Ich schließe meinen Brief, Asiadeh-Hanum, und bin überzeugt, daß wir uns verstehen werden, denn wir sind beide Menschen westlicher Kultur — Sie eine Österreicherin, ich ein Bürger der Vereinigten Staaten. Ich grüße Sie in Eile, denn ich höre, wie John im Nebenzimmer mit einem hiesigen Schriftgelehrten eine Pilgerfahrt zum Grabe des heiligen Sidi Abdessalam erwägt. Ich muß gleich energisch eingreifen, obwohl wir hier 40 Grad im Schatten haben.
Ihr Sam Dooth.«
Asiadeh faltete den Brief zusammen. Genießerisch schnupperte sie an dem knisternden Papier. Sie glaubte, den Brandgeruch der durchglühten Erde zu spüren. Die bunte Briefmarke der libyschen Post stellte die Wüste dar, die Sonne und ein bedächtig dahinschreitendes Kamel.

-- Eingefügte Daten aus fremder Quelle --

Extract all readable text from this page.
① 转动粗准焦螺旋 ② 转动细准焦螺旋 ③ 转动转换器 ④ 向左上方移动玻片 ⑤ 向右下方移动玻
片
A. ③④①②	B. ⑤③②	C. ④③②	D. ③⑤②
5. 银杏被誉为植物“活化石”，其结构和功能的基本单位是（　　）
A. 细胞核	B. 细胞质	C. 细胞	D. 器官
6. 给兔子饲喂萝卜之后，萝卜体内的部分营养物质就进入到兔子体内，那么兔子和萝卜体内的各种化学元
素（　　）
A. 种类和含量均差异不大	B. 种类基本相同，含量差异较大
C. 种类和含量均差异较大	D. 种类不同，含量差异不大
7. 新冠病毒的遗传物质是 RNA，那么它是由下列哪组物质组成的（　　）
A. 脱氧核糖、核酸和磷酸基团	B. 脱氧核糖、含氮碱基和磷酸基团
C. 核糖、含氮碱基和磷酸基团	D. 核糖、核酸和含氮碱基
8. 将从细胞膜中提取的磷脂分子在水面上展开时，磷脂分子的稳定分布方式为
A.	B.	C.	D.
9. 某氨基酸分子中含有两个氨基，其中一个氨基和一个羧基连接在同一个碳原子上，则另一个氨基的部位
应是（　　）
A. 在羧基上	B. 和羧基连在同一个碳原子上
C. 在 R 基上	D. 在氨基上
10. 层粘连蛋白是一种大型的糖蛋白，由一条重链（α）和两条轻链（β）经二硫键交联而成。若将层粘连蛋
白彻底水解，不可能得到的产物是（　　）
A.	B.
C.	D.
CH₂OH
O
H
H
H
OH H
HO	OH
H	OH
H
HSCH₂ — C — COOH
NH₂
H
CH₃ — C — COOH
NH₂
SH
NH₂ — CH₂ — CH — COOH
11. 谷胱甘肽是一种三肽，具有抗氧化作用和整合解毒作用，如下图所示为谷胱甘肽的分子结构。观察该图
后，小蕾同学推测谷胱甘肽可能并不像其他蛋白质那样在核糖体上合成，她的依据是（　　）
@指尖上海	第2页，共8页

Vierzig Grad im Schatten, dachte sie verwundert und blickte aus dem Fenster. Draußen schneite es. Weiße Flocken fielen auf den Asphalt. Die Äste der Bäume grüßten die Häuser, unter der Last des Schnees geneigt.
Es war ganz unvorstellbar, daß es einen Ort gab, in dem die Sonne wie eine gelbe Fackel vom Himmel herabhing und Sandsturm wirbelartig über die Wüste fegte.
Asiadeh streichelte den Brief. Nein, sie würde kein Mahnwort an John Rolland richten, weder brieflich noch auch, wenn er nach Wien käme. Mochte er sich hundertmal vor dem Antlitz des Herrn in den Staub werfen und mit zweifelhaften Prophetenerben weise Gespräche führen.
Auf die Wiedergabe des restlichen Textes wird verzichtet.